Only 1 in 5 Americans believe that failing to respond to chemical weapons attacks in Syria would embolden other rogue governments, rejecting the heart of a weeks-long White House campaign for U.S. military strikes, an Associated Press poll concluded Monday,
The poll of 1,007 adults nationwide found that most Americans oppose even a limited attack on Syria — likely with cruise missiles — despite Obama administration warnings that inaction would risk national security and ignore a gruesome humanitarian crisis. And a slim majority — 53 percent — fear that a strike would lead to a long-term U.S. military commitment in Syria.
The survey reflects a U.S. public that is tired of Mideast wars after a dozen years of military action in Iraq and Afghanistan. It undercuts political support Obama is hoping to garner as he seeks congressional authorization this week to strike the regime of Syrian President Bashar Assad.

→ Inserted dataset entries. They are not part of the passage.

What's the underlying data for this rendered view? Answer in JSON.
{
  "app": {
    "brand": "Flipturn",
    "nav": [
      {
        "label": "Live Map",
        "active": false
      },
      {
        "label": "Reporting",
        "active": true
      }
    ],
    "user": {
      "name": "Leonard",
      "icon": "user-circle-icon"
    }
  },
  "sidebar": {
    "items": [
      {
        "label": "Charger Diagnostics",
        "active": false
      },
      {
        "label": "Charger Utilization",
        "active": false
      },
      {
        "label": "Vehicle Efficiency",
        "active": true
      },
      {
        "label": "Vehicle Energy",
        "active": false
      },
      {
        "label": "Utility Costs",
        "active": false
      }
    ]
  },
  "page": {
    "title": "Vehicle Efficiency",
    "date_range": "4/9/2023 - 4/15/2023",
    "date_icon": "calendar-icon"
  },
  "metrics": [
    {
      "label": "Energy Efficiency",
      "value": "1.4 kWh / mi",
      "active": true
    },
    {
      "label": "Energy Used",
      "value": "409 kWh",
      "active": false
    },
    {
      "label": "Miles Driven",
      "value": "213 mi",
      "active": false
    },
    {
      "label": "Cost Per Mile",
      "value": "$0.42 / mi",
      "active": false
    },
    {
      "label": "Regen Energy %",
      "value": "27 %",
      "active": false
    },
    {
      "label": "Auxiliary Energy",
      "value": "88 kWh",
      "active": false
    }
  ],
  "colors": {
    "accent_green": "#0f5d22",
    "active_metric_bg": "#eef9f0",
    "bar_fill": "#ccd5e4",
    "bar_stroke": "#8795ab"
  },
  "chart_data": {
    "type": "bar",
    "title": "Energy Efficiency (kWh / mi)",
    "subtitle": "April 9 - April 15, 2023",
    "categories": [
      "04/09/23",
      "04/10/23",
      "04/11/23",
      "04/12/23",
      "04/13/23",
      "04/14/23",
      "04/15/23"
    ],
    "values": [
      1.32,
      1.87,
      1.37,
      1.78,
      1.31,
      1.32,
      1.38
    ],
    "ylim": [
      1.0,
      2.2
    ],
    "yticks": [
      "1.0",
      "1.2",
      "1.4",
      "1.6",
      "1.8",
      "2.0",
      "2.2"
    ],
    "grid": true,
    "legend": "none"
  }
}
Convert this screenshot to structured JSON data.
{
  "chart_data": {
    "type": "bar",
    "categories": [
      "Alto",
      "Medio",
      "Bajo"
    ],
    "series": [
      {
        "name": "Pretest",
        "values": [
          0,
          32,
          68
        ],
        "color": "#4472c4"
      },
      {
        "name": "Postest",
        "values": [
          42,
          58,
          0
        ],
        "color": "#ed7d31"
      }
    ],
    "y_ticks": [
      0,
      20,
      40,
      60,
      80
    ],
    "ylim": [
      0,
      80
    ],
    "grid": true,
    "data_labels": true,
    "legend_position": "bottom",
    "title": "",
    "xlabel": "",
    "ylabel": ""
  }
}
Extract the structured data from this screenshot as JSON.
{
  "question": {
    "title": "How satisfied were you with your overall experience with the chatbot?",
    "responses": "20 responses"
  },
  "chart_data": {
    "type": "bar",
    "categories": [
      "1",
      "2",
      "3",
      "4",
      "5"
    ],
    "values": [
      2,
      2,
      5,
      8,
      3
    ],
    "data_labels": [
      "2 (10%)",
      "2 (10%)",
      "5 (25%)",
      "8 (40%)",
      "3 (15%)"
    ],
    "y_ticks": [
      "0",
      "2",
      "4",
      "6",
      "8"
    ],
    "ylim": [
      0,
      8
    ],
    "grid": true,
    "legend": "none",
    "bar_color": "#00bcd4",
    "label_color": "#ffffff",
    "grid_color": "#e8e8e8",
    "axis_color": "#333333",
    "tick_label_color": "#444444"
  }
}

U.S. officials have cited a high confidence in intelligence that indicates Assad’s government launched the Aug. 21 attacks that they say killed more than 1,400 Syrians. Obama last year warned Assad that using chemical weapons in the Syrian civil war would amount to a “red line” that, if crossed, would bring a swift U.S. response.
But the White House is facing lukewarm support in Congress, where many lawmakers have questioned whether the strikes would create more of a problem for the U.S. than they would help the nearly three year effort to overthrow Assad.
“America needs to stop getting into other people’s business and causing a war that’s mainly unneeded,” Patrick Lawrence, a student at Loyola Marymount University, said Monday while eating breakfast at a Glendale, Calif., bakery.
(AP)
If Assad still refuses to negotiate an end to the Syrian civil war, “then we should go after him instead of going after innocent people in random cities,” Lawrence said. He was referring to the strong possibility of civilians who would be killed unintentionally during U.S. strikes.
Released Monday, the AP poll was conducted September 6-8 by GfK Public Affairs and Corporate Communications. It involved landline and cellphone interviews with 1,007 adults nationwide. Results for the full sample have a margin of sampling error of plus or minus 3.7 percentage points; it is larger for subgroups.